Włochy: pożar w chińskiej fabryce. 7 osób nie żyje
Do tragedii doszło w nielegalnej noclegowni przy prowadzonej przez Chińczyków fabryce odzieży w Prato, w Toskanii - podała włoska straż pożarna.
2013-12-02, 06:24
Jak powiedział inspektor Stefano Gianelli, w pomieszczeniu spało 11 ludzi. Płomienie doprowadziły do zawalenia się części dachu budynku.
Dwie osoby wciąż są pod opieką lekarzy, dwie już wypisano ze szpitala - dodał Gianelli.
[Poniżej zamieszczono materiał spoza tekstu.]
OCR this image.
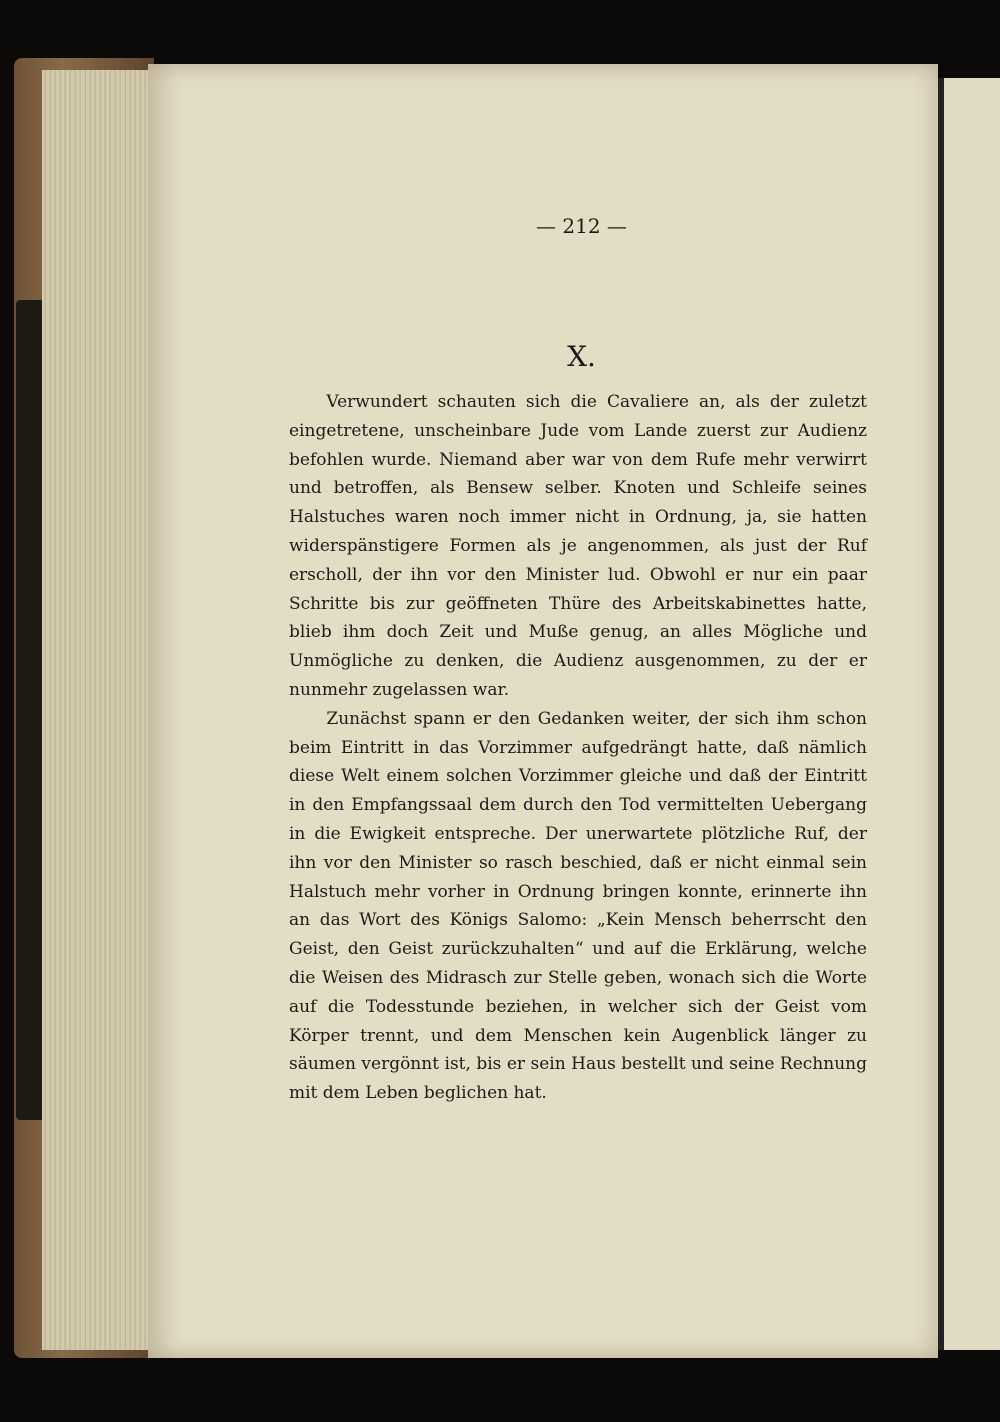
— 212 —
X.

Verwundert schauten sich die Cavaliere an, als der zuletzt eingetretene, unscheinbare Jude vom Lande zuerst zur Audienz befohlen wurde. Niemand aber war von dem Rufe mehr verwirrt und betroffen, als Bensew selber. Knoten und Schleife seines Halstuches waren noch immer nicht in Ordnung, ja, sie hatten widerspänstigere Formen als je angenommen, als just der Ruf erscholl, der ihn vor den Minister lud. Obwohl er nur ein paar Schritte bis zur geöffneten Thüre des Arbeitskabinettes hatte, blieb ihm doch Zeit und Muße genug, an alles Mögliche und Unmögliche zu denken, die Audienz ausgenommen, zu der er nunmehr zugelassen war.

Zunächst spann er den Gedanken weiter, der sich ihm schon beim Eintritt in das Vorzimmer aufgedrängt hatte, daß nämlich diese Welt einem solchen Vorzimmer gleiche und daß der Eintritt in den Empfangssaal dem durch den Tod vermittelten Uebergang in die Ewigkeit entspreche. Der unerwartete plötzliche Ruf, der ihn vor den Minister so rasch beschied, daß er nicht einmal sein Halstuch mehr vorher in Ordnung bringen konnte, erinnerte ihn an das Wort des Königs Salomo: „Kein Mensch beherrscht den Geist, den Geist zurückzuhalten“ und auf die Erklärung, welche die Weisen des Midrasch zur Stelle geben, wonach sich die Worte auf die Todesstunde beziehen, in welcher sich der Geist vom Körper trennt, und dem Menschen kein Augenblick länger zu säumen vergönnt ist, bis er sein Haus bestellt und seine Rechnung mit dem Leben beglichen hat.
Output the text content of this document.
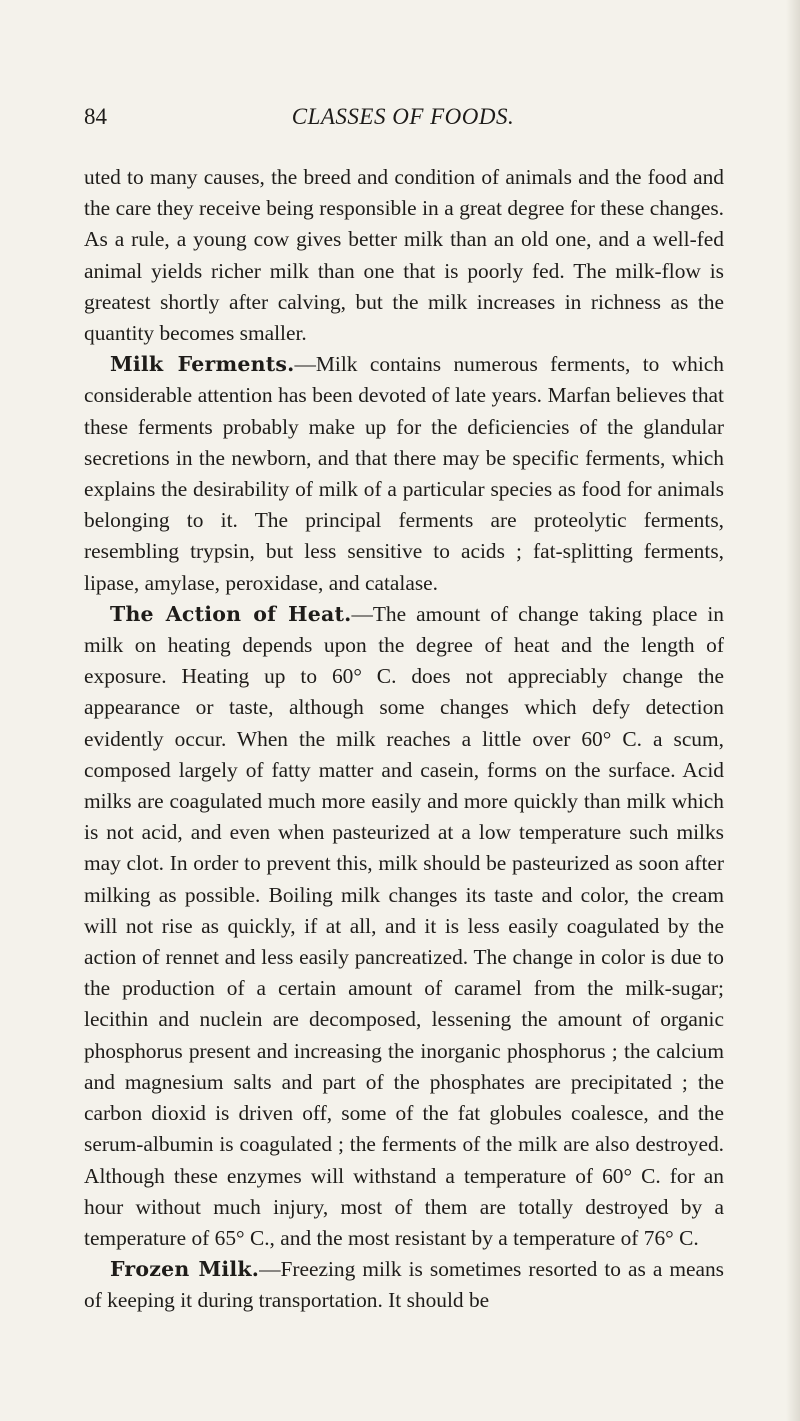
84	CLASSES OF FOODS.

uted to many causes, the breed and condition of animals and the food and the care they receive being responsible in a great degree for these changes. As a rule, a young cow gives better milk than an old one, and a well-fed animal yields richer milk than one that is poorly fed. The milk-flow is greatest shortly after calving, but the milk increases in richness as the quantity becomes smaller.

Milk Ferments.—Milk contains numerous ferments, to which considerable attention has been devoted of late years. Marfan believes that these ferments probably make up for the deficiencies of the glandular secretions in the newborn, and that there may be specific ferments, which explains the desirability of milk of a particular species as food for animals belonging to it. The principal ferments are proteolytic ferments, resembling trypsin, but less sensitive to acids ; fat-splitting ferments, lipase, amylase, peroxidase, and catalase.

The Action of Heat.—The amount of change taking place in milk on heating depends upon the degree of heat and the length of exposure. Heating up to 60° C. does not appreciably change the appearance or taste, although some changes which defy detection evidently occur. When the milk reaches a little over 60° C. a scum, composed largely of fatty matter and casein, forms on the surface. Acid milks are coagulated much more easily and more quickly than milk which is not acid, and even when pasteurized at a low temperature such milks may clot. In order to prevent this, milk should be pasteurized as soon after milking as possible. Boiling milk changes its taste and color, the cream will not rise as quickly, if at all, and it is less easily coagulated by the action of rennet and less easily pancreatized. The change in color is due to the production of a certain amount of caramel from the milk-sugar; lecithin and nuclein are decomposed, lessening the amount of organic phosphorus present and increasing the inorganic phosphorus ; the calcium and magnesium salts and part of the phosphates are precipitated ; the carbon dioxid is driven off, some of the fat globules coalesce, and the serum-albumin is coagulated ; the ferments of the milk are also destroyed. Although these enzymes will withstand a temperature of 60° C. for an hour without much injury, most of them are totally destroyed by a temperature of 65° C., and the most resistant by a temperature of 76° C.

Frozen Milk.—Freezing milk is sometimes resorted to as a means of keeping it during transportation. It should be
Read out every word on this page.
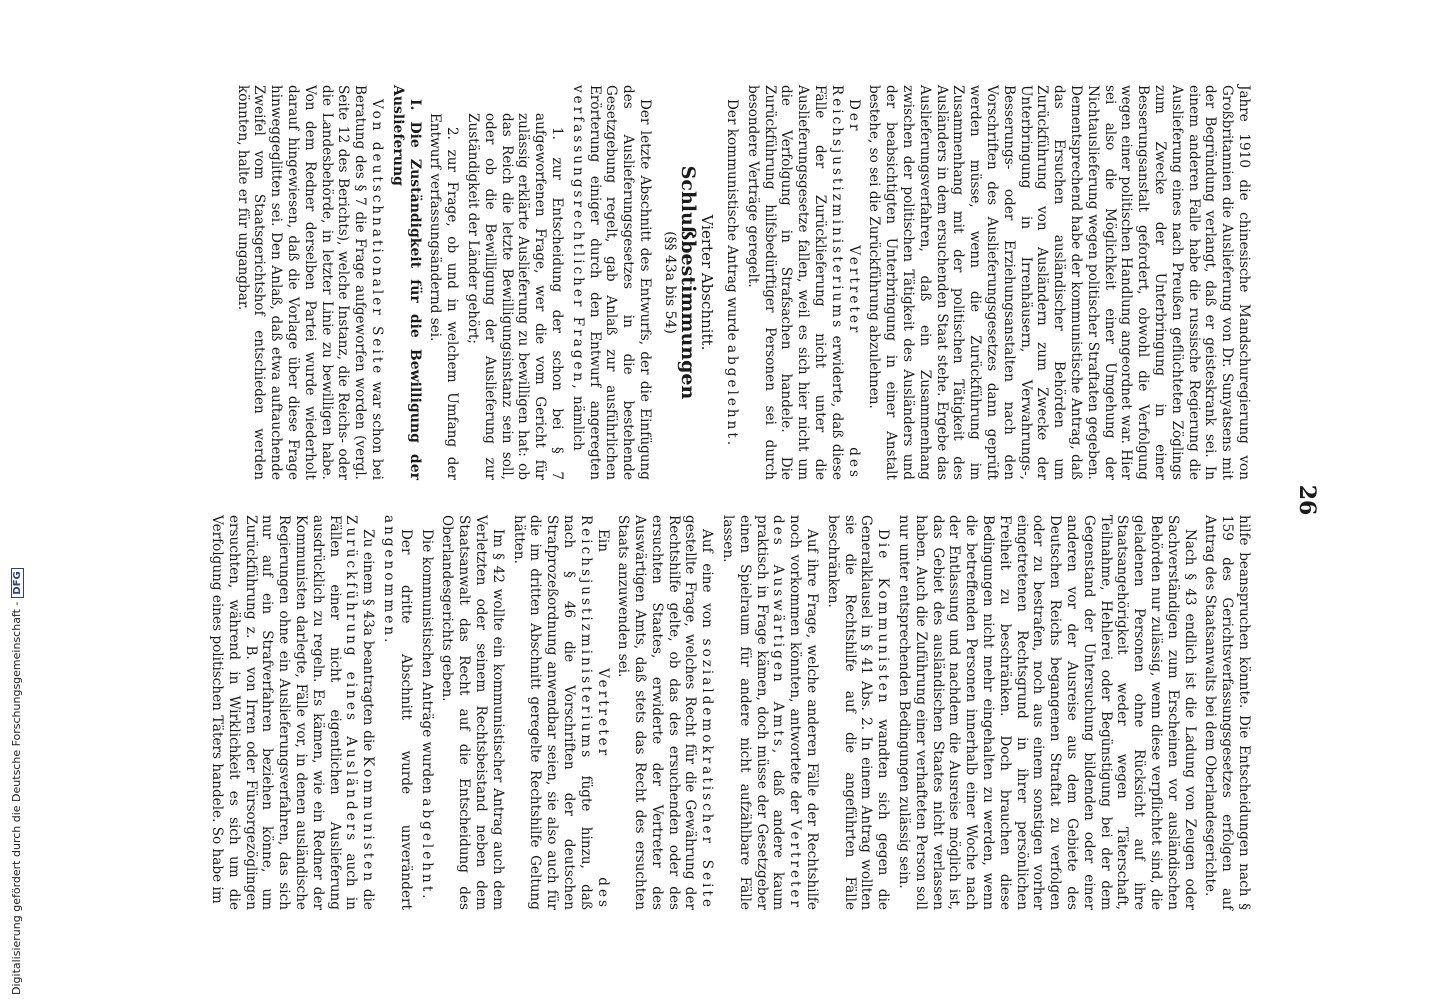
26

Jahre 1910 die chinesische Mandschuregierung von Großbritannien die Auslieferung von Dr. Sunyatsens mit der Begründung verlangt, daß er geisteskrank sei. In einem anderen Falle habe die russische Regierung die Auslieferung eines nach Preußen geflüchteten Zöglings zum Zwecke der Unterbringung in einer Besserungsanstalt gefordert, obwohl die Verfolgung wegen einer politischen Handlung angeordnet war. Hier sei also die Möglichkeit einer Umgehung der Nichtauslieferung wegen politischer Straftaten gegeben. Dementsprechend habe der kommunistische Antrag, daß das Ersuchen ausländischer Behörden um Zurückführung von Ausländern zum Zwecke der Unterbringung in Irrenhäusern, Verwahrungs-, Besserungs- oder Erziehungsanstalten nach den Vorschriften des Auslieferungsgesetzes dann geprüft werden müsse, wenn die Zurückführung im Zusammenhang mit der politischen Tätigkeit des Ausländers in dem ersuchenden Staat stehe. Ergebe das Auslieferungsverfahren, daß ein Zusammenhang zwischen der politischen Tätigkeit des Ausländers und der beabsichtigten Unterbringung in einer Anstalt bestehe, so sei die Zurückführung abzulehnen.

Der Vertreter des Reichsjustizministeriums erwiderte, daß diese Fälle der Zurücklieferung nicht unter die Auslieferungsgesetze fallen, weil es sich hier nicht um die Verfolgung in Strafsachen handele. Die Zurückführung hilfsbedürftiger Personen sei durch besondere Verträge geregelt.

Der kommunistische Antrag wurde abgelehnt.

Vierter Abschnitt.
Schlußbestimmungen
(§§ 43a bis 54)

Der letzte Abschnitt des Entwurfs, der die Einfügung des Auslieferungsgesetzes in die bestehende Gesetzgebung regelt, gab Anlaß zur ausführlichen Erörterung einiger durch den Entwurf angeregten verfassungsrechtlicher Fragen, nämlich

1. zur Entscheidung der schon bei § 7 aufgeworfenen Frage, wer die vom Gericht für zulässig erklärte Auslieferung zu bewilligen hat: ob das Reich die letzte Bewilligungsinstanz sein soll, oder ob die Bewilligung der Auslieferung zur Zuständigkeit der Länder gehört;

2. zur Frage, ob und in welchem Umfang der Entwurf verfassungsändernd sei.

I. Die Zuständigkeit für die Bewilligung der Auslieferung

Von deutschnationaler Seite war schon bei Beratung des § 7 die Frage aufgeworfen worden (vergl. Seite 12 des Berichts), welche Instanz, die Reichs- oder die Landesbehörde, in letzter Linie zu bewilligen habe. Von dem Redner derselben Partei wurde wiederholt darauf hingewiesen, daß die Vorlage über diese Frage hinweggeglitten sei. Den Anlaß, daß etwa auftauchende Zweifel vom Staatsgerichtshof entschieden werden könnten, halte er für ungangbar.

hilfe beanspruchen könnte. Die Entscheidungen nach § 159 des Gerichtsverfassungsgesetzes erfolgen auf Antrag des Staatsanwalts bei dem Oberlandesgerichte.

Nach § 43 endlich ist die Ladung von Zeugen oder Sachverständigen zum Erscheinen vor ausländischen Behörden nur zulässig, wenn diese verpflichtet sind, die geladenen Personen ohne Rücksicht auf ihre Staatsangehörigkeit weder wegen Täterschaft, Teilnahme, Hehlerei oder Begünstigung bei der dem Gegenstand der Untersuchung bildenden oder einer anderen vor der Ausreise aus dem Gebiete des Deutschen Reichs begangenen Straftat zu verfolgen oder zu bestrafen, noch aus einem sonstigen vorher eingetretenen Rechtsgrund in ihrer persönlichen Freiheit zu beschränken. Doch brauchen diese Bedingungen nicht mehr eingehalten zu werden, wenn die betreffenden Personen innerhalb einer Woche nach der Entlassung und nachdem die Ausreise möglich ist, das Gebiet des ausländischen Staates nicht verlassen haben. Auch die Zuführung einer verhafteten Person soll nur unter entsprechenden Bedingungen zulässig sein.

Die Kommunisten wandten sich gegen die Generalklausel in § 41 Abs. 2. In einem Antrag wollten sie die Rechtshilfe auf die angeführten Fälle beschränken.

Auf ihre Frage, welche anderen Fälle der Rechtshilfe noch vorkommen könnten, antwortete der Vertreter des Auswärtigen Amts, daß andere kaum praktisch in Frage kämen, doch müsse der Gesetzgeber einen Spielraum für andere nicht aufzählbare Fälle lassen.

Auf eine von sozialdemokratischer Seite gestellte Frage, welches Recht für die Gewährung der Rechtshilfe gelte, ob das des ersuchenden oder des ersuchten Staates, erwiderte der Vertreter des Auswärtigen Amts, daß stets das Recht des ersuchten Staats anzuwenden sei.

Ein Vertreter des Reichsjustizministeriums fügte hinzu, daß nach § 46 die Vorschriften der deutschen Strafprozeßordnung anwendbar seien, sie also auch für die im dritten Abschnitt geregelte Rechtshilfe Geltung hätten.

Im § 42 wollte ein kommunistischer Antrag auch dem Verletzten oder seinem Rechtsbeistand neben dem Staatsanwalt das Recht auf die Entscheidung des Oberlandesgerichts geben.

Die kommunistischen Anträge wurden abgelehnt.

Der dritte Abschnitt wurde unverändert angenommen.

Zu einem § 43a beantragten die Kommunisten die Zurückführung eines Ausländers auch in Fällen einer nicht eigentlichen Auslieferung ausdrücklich zu regeln. Es kämen, wie ein Redner der Kommunisten darlegte, Fälle vor, in denen ausländische Regierungen ohne ein Auslieferungsverfahren, das sich nur auf ein Strafverfahren beziehen könne, um Zurückführung z. B. von Irren oder Fürsorgezöglingen ersuchten, während in Wirklichkeit es sich um die Verfolgung eines politischen Täters handele. So habe im

Digitalisierung gefördert durch die Deutsche Forschungsgemeinschaft -DFG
W Prato działa dużo prowadzonych przez Chińczyków zakładów wyrabiających tanie ubrania na zlecenie międzynarodowych sieci odzieżowych. W mieście mieszka też najwięcej w całym kraju chińskich imigrantów. Wielu nie ma pozwolenia na pobyt; śpi, je, pracuje i żyje na terenie fabryk.
Władze co roku dokonują inspekcji setek miejscowych zakładów i zamykają te, które pracują niezgodnie z przepisami. - To największe skupisko nielegalnego zatrudnienia w północnych i środkowych Włoszech - powiedział w telewizji prezydent Toskanii, Enrico Rossi.